Sixteen years ago, after a campaign event in New Hampshire, Ohio congressman Dennis Kucinich talked about what happens in politics if voters can be convinced to spend more time worrying about polls than ideas.
“Unless we’re motivated by principle in our voting, we walk into a mirrored echo chamber, where there’s no coherence,” he said.
Kucinich ran for president in 2004 and 2008 and aroused indignation among campaign pundits and party strategists for his stubborn pursuit of “fringe” politics. The few headline news stories about him tended to involve harangues about his “miniscule vote tallies” and gripes about his presence in debates.
Years later, the Kucinich platform — it was simple enough to fit on a playing card-sized pamphlet in 2004 — is progressive mainstream.
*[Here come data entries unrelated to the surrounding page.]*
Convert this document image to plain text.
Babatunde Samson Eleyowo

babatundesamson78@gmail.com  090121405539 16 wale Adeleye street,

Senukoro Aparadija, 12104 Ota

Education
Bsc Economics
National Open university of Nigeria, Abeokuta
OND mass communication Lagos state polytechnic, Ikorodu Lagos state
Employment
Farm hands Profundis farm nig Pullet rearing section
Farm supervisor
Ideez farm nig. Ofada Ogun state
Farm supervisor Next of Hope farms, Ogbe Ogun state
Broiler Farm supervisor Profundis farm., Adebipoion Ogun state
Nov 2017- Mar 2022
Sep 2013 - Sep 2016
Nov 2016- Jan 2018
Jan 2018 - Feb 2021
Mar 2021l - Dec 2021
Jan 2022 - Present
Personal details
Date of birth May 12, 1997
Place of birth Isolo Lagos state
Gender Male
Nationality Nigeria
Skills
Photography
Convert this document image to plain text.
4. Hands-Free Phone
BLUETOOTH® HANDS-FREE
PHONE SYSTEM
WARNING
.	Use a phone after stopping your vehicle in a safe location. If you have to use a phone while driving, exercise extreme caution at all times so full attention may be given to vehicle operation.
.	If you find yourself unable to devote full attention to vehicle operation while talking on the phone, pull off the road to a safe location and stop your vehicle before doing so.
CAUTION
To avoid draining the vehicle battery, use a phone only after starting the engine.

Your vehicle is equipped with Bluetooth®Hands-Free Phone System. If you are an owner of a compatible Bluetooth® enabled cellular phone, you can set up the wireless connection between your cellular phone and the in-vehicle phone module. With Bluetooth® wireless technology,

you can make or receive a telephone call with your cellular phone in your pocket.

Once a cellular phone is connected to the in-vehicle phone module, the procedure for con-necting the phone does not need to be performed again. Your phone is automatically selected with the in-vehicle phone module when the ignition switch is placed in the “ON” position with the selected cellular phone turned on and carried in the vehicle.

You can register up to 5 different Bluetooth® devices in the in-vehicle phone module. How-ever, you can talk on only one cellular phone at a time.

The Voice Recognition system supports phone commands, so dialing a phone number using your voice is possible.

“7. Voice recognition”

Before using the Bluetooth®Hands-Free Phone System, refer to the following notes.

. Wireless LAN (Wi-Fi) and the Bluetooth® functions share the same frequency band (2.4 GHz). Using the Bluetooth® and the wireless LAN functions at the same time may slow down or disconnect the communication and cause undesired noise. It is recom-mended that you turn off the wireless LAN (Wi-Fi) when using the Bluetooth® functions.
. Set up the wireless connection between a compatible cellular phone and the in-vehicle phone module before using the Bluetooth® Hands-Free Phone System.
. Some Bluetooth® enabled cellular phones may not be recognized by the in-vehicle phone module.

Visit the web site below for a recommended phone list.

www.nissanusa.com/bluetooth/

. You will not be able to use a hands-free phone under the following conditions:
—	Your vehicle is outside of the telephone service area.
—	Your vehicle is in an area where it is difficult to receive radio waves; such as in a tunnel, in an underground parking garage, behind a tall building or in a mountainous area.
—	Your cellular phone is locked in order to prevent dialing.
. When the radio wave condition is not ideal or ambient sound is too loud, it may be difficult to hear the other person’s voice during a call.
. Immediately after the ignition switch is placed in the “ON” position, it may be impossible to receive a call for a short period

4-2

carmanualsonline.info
He preached universal health care, a repeal of NAFTA, an immediate pullout from Iraq, same-sex marriage, slashing the defense budget, and the decriminalization of marijuana.
The Washington Post two years ago ran a feature noting how his campaign predicted the “future of American politics,” and credited him with being tuned into populist undercurrents that later exploded in both the Sanders and Trump campaigns. In the 2020 cycle, Elizabeth Warren, Andrew Yang, and Tulsi Gabbard (whom he endorses) also sound Kucinich-like themes of corporate exploitation, the loss of manufacturing jobs, and the failures of American military policy.
This week, I asked him if he felt validated that his ideas are no longer dismissed as “fringe.”
“When I took all those positions years ago, I knew I wasn’t going to win any friends,” he says. “I didn’t care because my obligation was never to the party.”
For that reason, he looks at the recent changes in public attitudes with caution. “I’m glad to see the party accepting a number of things that I had been talking about then,” he says. “But… political parties can never be trusted. There are always some factors that are not consistent with the public interest.”
I ran into Kucinich often on the campaign trail in 2004 and 2008. He presented an obvious, almost comical contrast with other politicians, who were either onstage, on TV, or at fundraisers, i.e. always talking to somebody.
Kucinich I would frequently see bent over a book in between events, writing furious notations to himself in the margins. I remembered this with amusement when John Edwards and Hillary Clinton in 2007 were caught in a hot-mic moment complaining that Kucinich was “not serious.” His actual problem was that he was serious.
He spent a lot of time thinking about the broader philosophical picture, which was reflected in ideas like a Department of Peace, another concept that attracted ridicule at the time. He saw the promotion of “nonviolent conflict resolution” as a way not merely to counter militarism, but also to help prevent domestic violence and mass shootings.
In this area in particular, he ran up against the orthodoxy of the two political parties, which both were and are heavily funded by defense contractors. He says he understood his brand of politics could therefore never win approval.
“The parties are straitjacketed by interest groups that make their money off war,” he says. “Why would they want a candidate who is opposed to war?”
When I tried to ask him if it’s difficult for candidates with his politics to succeed, given his party’s awkward relationship with the antiwar movement, he cut me off.
“It’s not an awkward relationship. It’s no relationship. Let’s start with that,” he says.
Nonetheless, he kept hammering the same message, during and after his presidential runs.
“I did 341 speeches [on the floor of congress] against the Iraq war,” Kucinich says. “I gave 155 speeches against war with Iran. I spent the better part of sixteen years dedicated to trying to protect America from the tragedy of going to wars based on lies. And I’ll tell you, it’s exhausting.”
With tensions in the Middle East again dominating the news cycle and a presidential race, Kucinich worries about the lack of progress in reversing America’s addiction to conflict. This week, he wrote an open letter to President Trump, urging him to avoid making the same mistake George W. Bush made.
In a tone that some Democrats might not like, he suggests Trump was given bad advice, and urges him to ignore it going forward.
“While President Bush was ultimately responsible, he was driven toward war by key advisers who had financial and ideological agendas,” he wrote. “I believe you are similarly being played.”
The Washington Post describes current-day Kucinich as living at a “curious crossroads” where the politics of Sanders and Trump intersect, but Kucinich is not a Trump booster. He’s antiwar to his core and not terribly interested in partisan politics, which he believes “does violence to cognition.”
This is one reason he endorsed Gabbard, whom he encouraged to run for congress years ago. “She’s consistently demonstrated her capacity for independent thought,” he says, adding she “has the ability to look at things” without being hampered by the “desire to be blessed by the party.”
Kucinich was the same way. In some respects, the party has forgiven him for it. In other areas, particularly on issues of war and nonviolence, validation will have to wait.